SoK: Taxonomy and Evaluation of Prompt Security in Large Language Models

Hong, Hanbin, Feng, Shuya, Naderloui, Nima, Yan, Shenao, Zhang, Jingyu, Liu, Biying, Arastehfard, Ali, Huang, Heqing, Hong, Yuan

arXiv.org Artificial Intelligence 

Large Language Models (LLMs) have rapidly transitioned from academic research to core components of real-world applications, especially since the emergence of high-profile foundation models such as OpenAI's GPT series [17, 140], Google Gemini [9], Meta Llama [175, 176], Anthropic Claude [12], Alibaba Qwen [11, 210, 209], and Doubao [172]. Today, LLMs are deployed across an unprecedented range of sectors--from web search and code assistants to legal, educational, and healthcare domains--reaching hundreds of millions of end users globally.

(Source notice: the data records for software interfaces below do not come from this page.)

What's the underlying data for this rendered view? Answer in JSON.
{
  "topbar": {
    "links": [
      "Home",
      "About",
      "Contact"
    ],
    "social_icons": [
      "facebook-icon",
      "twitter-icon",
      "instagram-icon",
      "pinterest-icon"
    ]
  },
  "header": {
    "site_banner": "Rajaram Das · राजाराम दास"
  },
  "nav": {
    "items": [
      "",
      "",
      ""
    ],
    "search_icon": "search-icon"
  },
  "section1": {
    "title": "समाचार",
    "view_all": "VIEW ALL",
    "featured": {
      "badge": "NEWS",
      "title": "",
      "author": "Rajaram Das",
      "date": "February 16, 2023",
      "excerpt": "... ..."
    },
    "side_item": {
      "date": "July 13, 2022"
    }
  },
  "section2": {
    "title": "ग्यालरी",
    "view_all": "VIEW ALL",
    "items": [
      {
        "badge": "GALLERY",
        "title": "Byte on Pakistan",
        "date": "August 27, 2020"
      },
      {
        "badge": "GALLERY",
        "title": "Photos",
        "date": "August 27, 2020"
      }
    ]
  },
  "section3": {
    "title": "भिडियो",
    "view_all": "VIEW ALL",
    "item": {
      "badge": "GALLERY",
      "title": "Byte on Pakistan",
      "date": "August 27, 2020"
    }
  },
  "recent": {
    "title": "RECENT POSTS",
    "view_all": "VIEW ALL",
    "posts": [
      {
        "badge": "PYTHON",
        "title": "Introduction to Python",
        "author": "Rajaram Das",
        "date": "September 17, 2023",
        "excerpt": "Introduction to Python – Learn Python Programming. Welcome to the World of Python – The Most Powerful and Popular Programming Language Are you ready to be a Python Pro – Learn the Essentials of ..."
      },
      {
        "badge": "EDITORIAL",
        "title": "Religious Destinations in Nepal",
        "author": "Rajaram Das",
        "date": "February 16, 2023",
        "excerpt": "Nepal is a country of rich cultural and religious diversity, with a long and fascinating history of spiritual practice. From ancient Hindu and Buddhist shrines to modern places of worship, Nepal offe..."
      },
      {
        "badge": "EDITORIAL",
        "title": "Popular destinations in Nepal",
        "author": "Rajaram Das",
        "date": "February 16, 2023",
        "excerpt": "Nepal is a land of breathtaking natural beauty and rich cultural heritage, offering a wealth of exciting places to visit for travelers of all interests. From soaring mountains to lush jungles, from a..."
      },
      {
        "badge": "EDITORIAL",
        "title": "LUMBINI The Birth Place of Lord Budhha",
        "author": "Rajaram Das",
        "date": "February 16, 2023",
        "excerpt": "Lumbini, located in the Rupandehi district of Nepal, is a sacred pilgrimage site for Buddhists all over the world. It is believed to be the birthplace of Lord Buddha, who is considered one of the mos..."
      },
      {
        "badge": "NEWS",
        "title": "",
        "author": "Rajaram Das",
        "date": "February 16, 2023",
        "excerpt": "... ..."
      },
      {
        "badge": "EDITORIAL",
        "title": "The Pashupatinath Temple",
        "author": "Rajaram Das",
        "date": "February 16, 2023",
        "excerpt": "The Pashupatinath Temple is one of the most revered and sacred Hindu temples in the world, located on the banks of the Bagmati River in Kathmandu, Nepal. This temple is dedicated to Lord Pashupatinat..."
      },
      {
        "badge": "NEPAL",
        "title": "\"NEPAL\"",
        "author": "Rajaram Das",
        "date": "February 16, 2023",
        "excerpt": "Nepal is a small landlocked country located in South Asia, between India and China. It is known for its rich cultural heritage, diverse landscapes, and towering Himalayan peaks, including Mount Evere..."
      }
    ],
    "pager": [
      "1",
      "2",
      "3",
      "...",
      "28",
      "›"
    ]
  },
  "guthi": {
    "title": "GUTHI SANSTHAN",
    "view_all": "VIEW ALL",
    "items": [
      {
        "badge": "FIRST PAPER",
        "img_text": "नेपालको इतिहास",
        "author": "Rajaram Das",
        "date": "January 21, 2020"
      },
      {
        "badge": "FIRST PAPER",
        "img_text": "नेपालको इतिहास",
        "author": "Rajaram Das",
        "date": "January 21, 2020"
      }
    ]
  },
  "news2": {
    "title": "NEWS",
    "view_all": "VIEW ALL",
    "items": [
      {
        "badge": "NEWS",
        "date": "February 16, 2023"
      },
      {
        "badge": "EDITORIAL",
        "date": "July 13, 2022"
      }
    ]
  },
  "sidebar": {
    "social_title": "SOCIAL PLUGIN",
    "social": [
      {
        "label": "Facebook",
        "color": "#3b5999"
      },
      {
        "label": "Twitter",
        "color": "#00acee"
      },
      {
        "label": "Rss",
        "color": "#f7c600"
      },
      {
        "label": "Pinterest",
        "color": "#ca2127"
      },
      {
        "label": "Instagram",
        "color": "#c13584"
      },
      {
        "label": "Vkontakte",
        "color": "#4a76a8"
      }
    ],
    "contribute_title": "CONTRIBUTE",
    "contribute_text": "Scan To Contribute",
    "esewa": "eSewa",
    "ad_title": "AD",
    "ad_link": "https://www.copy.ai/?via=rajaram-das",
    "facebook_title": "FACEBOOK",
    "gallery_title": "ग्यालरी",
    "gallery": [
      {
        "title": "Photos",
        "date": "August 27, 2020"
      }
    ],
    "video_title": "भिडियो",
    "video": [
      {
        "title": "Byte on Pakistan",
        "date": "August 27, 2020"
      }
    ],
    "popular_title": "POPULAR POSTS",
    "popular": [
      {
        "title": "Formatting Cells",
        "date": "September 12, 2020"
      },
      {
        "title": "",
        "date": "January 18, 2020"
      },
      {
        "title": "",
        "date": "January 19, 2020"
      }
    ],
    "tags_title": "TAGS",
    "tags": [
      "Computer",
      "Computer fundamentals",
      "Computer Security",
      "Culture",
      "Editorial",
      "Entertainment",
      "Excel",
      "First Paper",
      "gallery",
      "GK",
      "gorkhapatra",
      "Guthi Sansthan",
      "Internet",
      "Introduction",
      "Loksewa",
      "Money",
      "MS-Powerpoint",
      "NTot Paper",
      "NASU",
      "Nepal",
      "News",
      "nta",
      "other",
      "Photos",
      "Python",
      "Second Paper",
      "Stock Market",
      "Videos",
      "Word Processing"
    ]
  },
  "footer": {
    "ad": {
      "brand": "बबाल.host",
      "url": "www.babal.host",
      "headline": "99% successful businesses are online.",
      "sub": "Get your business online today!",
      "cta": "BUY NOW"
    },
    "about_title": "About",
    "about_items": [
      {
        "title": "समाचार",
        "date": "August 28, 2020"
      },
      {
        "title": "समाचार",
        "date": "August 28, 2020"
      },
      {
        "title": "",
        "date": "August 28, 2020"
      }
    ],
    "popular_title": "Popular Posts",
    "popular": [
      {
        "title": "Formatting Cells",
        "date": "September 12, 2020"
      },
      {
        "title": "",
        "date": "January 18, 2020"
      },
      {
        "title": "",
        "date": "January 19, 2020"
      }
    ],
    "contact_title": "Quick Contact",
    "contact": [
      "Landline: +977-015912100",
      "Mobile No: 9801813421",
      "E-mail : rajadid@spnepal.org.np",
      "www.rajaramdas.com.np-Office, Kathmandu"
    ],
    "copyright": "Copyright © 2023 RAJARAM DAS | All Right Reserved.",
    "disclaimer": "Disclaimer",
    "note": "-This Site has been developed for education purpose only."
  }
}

The rapid adoption of LLMs has ushered in a new era of AI-powered services, but it also brings serious safety and security risks. These risks manifest in multiple forms, ranging from misinformation and privacy leaks to adversarial attacks that exploit model vulnerabilities. In particular, a growing body of work shows that carefully crafted jailbreak prompts can bypass alignment constraints, inducing models to produce sensitive, illegal, or harmful content. Alarmingly, recent studies report that such attacks achieve success rates exceeding 90% even on flagship models such as GPT-4, Claude 3, and DeepSeek-R1 [124, 42, 154, 118]. The outputs generated through these attacks could be used for malicious purposes, underscoring the urgent need for close attention and mitigation.